Two weeks later, Gaga performed "Venus" and "Do What U Want" on The Graham Norton Show, which was aired on November 8, 2013. The singer went barefoot for the performance wearing a blond wig and seashell bikini similar to those in her performance on The X Factor. Kirsty McCormack of the Daily Express noted Gaga's look was comparable to the painting The Birth of Venus. "Venus" was next performed at Gaga's ArtRave one-off concert on November 10, 2013, at the Brooklyn Navy Yard, on the main stage adjacent to a Jeff Koons sculpture of the singer. Before starting the performance, Gaga announced to the audience that they were "blasting off to a new dimension" and then stepped onto a rotating three-tiered stage.

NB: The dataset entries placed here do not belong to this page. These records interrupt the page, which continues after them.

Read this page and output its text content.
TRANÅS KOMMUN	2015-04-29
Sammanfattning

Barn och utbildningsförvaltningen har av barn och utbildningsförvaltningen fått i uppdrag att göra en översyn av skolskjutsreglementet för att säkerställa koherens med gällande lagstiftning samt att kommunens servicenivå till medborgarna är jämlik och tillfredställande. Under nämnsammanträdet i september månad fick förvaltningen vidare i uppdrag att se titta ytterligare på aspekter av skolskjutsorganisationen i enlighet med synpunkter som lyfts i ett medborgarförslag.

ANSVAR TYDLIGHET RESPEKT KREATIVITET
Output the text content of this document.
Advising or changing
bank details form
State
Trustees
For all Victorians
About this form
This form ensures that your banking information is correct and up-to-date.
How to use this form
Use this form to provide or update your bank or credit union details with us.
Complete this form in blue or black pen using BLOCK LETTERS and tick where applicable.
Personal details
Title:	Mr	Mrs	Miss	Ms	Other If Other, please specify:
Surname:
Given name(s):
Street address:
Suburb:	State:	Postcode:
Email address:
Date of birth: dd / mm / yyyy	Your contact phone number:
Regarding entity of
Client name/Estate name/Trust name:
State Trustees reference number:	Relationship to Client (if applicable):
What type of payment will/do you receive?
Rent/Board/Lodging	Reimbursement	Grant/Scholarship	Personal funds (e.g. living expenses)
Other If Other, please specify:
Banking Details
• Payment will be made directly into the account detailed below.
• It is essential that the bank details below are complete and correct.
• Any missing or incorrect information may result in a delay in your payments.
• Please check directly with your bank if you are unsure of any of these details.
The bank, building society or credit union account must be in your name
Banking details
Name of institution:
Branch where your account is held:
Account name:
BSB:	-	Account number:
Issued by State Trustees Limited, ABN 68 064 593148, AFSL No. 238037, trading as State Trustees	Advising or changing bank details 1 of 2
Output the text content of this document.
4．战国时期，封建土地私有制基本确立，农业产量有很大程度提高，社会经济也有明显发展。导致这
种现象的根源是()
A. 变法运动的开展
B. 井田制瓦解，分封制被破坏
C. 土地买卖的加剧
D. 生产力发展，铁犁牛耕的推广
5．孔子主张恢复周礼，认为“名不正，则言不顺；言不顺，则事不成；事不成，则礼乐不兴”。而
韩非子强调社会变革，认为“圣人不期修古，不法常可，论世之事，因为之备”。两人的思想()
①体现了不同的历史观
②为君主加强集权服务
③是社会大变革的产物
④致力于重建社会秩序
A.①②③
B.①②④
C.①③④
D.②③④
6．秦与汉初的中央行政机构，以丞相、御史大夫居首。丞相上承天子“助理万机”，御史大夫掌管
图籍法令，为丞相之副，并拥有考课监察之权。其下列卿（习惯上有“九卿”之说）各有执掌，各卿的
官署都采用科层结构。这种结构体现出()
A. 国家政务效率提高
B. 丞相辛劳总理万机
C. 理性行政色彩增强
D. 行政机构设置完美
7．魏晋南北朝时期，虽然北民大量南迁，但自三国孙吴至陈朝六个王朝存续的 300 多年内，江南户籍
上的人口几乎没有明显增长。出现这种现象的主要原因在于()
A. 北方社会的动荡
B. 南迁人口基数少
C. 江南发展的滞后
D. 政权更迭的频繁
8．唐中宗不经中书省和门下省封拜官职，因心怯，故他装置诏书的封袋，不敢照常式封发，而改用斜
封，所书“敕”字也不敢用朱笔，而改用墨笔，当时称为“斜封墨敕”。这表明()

During the opening of the Lady Gaga and the Muppets Holiday Spectacular, Gaga performed the track with The Muppets as backup singers. The singer was dressed in nude colored seashell and rhinestone bra and underwear, with her hair coiffed high, and wearing a septum piercing. Gaga also sang the track on the Japanese variety show SMAP×SMAP on November 28, 2013. "Venus" was included on the setlist for the ArtRave: The Artpop Ball tour in 2014. She performed it wearing a mop-top wig and clam-shell bikini, while playing a Gibson Flying V guitar. During the performance, 15 large, inflatable flowers rose up from below on stage. The flowers were inflated using an air hose to create a garden on the stage. According to Rob Sheffield of Rolling Stone, "Gaga did 'Venus' in a clamshell bikini and a wig evoking Raquel Welch in One Million Years B.C., while her dancers wore sad little white costumes that made them look like Woody Allen and Christopher Guest playing sperm cells in Everything You Always Wanted to Know About Sex* (*But Were Afraid to Ask)." In 2017, Gaga performed the song at the Coachella Festival.

==Credits and personnel==
Credits adapted from the liner notes of Artpop.

===Management===
- Recorded at The Record Plant Studios, Hollywood, California and CRC Studios, Chicago, Illinois
- Mixed at Larrabee North Studios, North Hollywood, California and Popcultur Studios, Paris, France
- Mastered at Oasis Mastering Studios, Burbank, California
- Stefani Germanotta P/K/A Lady Gaga (BMI) Sony ATV Songs LLC/House of Gaga Publishing, LLC/GloJoe Music Inc. (BMI), Maxwell and Carter Publishing, LLC (ASCAP).

===Personnel===

- Lady Gaga – lead vocals, songwriter, producer, guitars, piano
- Madeon – songwriter, mixing
- Paul "DJ White Shadow" Blair – songwriter
- Dave Russell – recording
- Benjamin Rice – recording
- Bill Malina – recording
- Ghazi Hourani – recording
- Daniel Zaidenstadt – recording assistant
- Andrew Robertson – recording assistant
- Steve Faye – recording assistant
- Manny Marroquin – mixing
- Chris Gallant – mixing assistant
- Delhert Bowers – mixing assistant
- Tim Stewart – guitar
- Ivy Skoff – union contract administrator
- Gene Grimaldi – mastering

==Charts==

Weekly chart performance for "Venus"
| Charts (2013) | Peak position |
|---|---|
| Australia (ARIA) | 31 |
| Austria (Ö3 Austria Top 40) | 36 |
| Belgium (Ultratop 50 Flanders) | 22 |
| Belgium (Ultratop 50 Wallonia) | 11 |
| Canada Hot 100 (Billboard) | 19 |
| Denmark (Tracklisten) | 23 |
| Euro Digital Songs (Billboard) | 7 |
| Finland Download (Latauslista) | 3 |
| France (SNEP) | 9 |
| Germany (GfK) | 35 |
| Greece Digital Songs (Billboard) | 2 |
| Hungary (Single Top 40) | 1 |
| Ireland (IRMA) | 13 |
| Italy (FIMI) | 7 |
| Netherlands (Single Top 100) | 30 |
| New Zealand (Recorded Music NZ) | 20 |
| Portugal Digital Songs (Billboard) | 8 |
| Scotland Singles (OCC) | 74 |
| South Korea International (Gaon) | 5 |
| Spain (Promusicae) | 1 |
| Sweden (DigiListan) | 7 |
| Switzerland (Schweizer Hitparade) | 18 |
| UK Singles (OCC) | 76 |
| US Billboard Hot 100 | 32 |
| US Hot Dance/Electronic Songs (Billboard) | 13 |

==Certifications and sales==

Certifications and sales for "Venus"
| Region | Certification | Certified units/sales |
| Brazil (Pro-Música Brasil) | Gold | 30,000^{‡} |
^{‡} Sales+streaming figures based on certification alone.